Market Review – Fundamental Perspective
The JPY weakened versus all of its most-traded counterparts as political wrangling over the fate of Japan’s Prime Minister Yukio Hatoyama damped the allure of the JPY as a safe-haven. The Prime Minister met late with Ichiro Ozawa yesterday, the party’s No. 2 official and architect of its 2009 election victory, to discuss his future. The GBP rose to the strongest level in 18 months versus the EUR after reports showed that U.K.’s house prices had their biggest annual gain in more than 2 ½ years in April and manufacturing stayed at the strongest level in more than 15 years last month. Also the GBP/USD climbed yesterday on bets that Prudential Plc.’s $35.5 bln takeover of American International Group Inc.’s main Asian unit may fail, easing concern the accord will prompt outflows of the GBP. The U.S. ISM manufacturing index grew in May at a faster pace than forecasted as factories added workers to meet the greatest export demand in two decades as well as a revival in domestic orders. The EUR/USD fell to 1.2111 yesterday to its lowest level from 1.2306 at its opening. It was the lowest level since more than four years.
The Bank of Canada raised its target rate for overnight loans between banks by 25bps to 0.50, the first Group of Seven country which increased rates since last year’s global recession.
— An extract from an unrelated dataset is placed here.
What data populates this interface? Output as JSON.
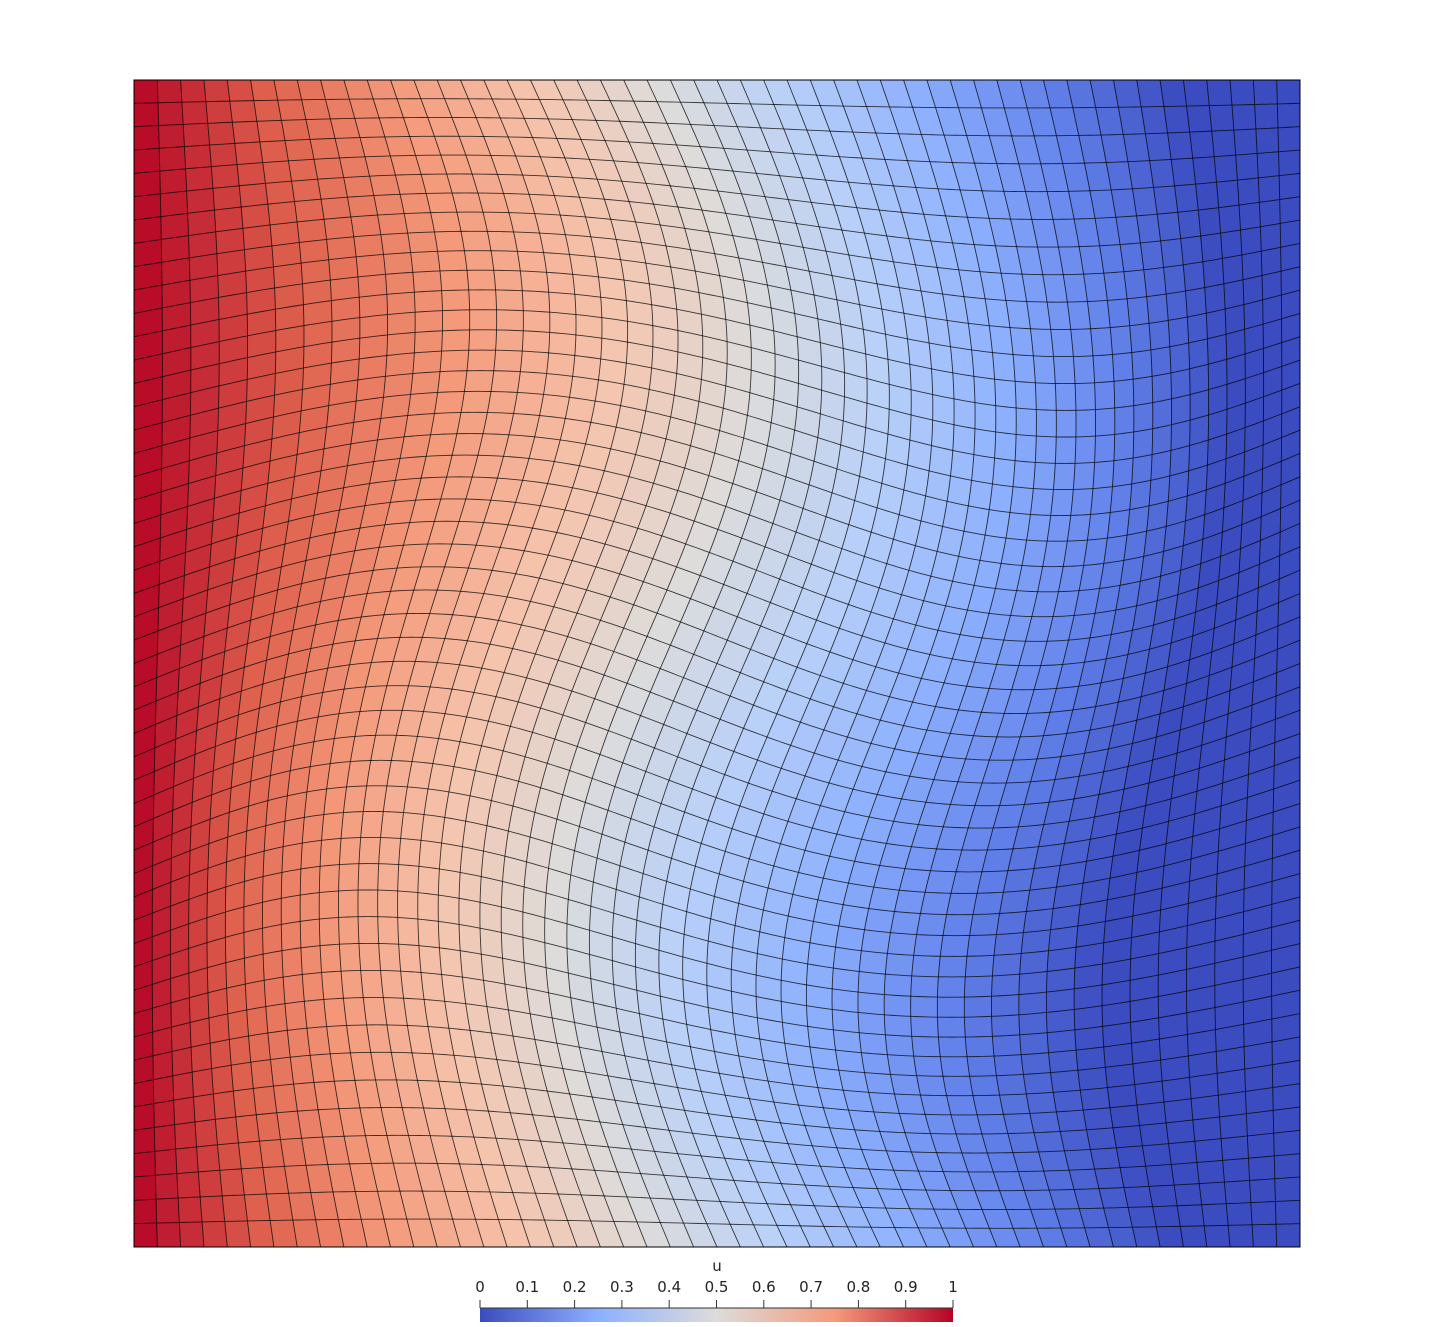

Nevertheless the CAD declined on June 1st against 13 of its 16 most-traded counterparts as the central bank said after its rate decision that the move today will be “weighed carefully” against growth in Canada and elsewhere, sowing uncertainty over the pace of further raises.
The AUD/NZD fell to the lowest level in a week as traders bet New Zealand’s central bank will increase the benchmark rate from a record low this month. The AUD/USD recovered after three days of decline on concern that a report may show that the nation’s economy expanded in the first quarter of 2010.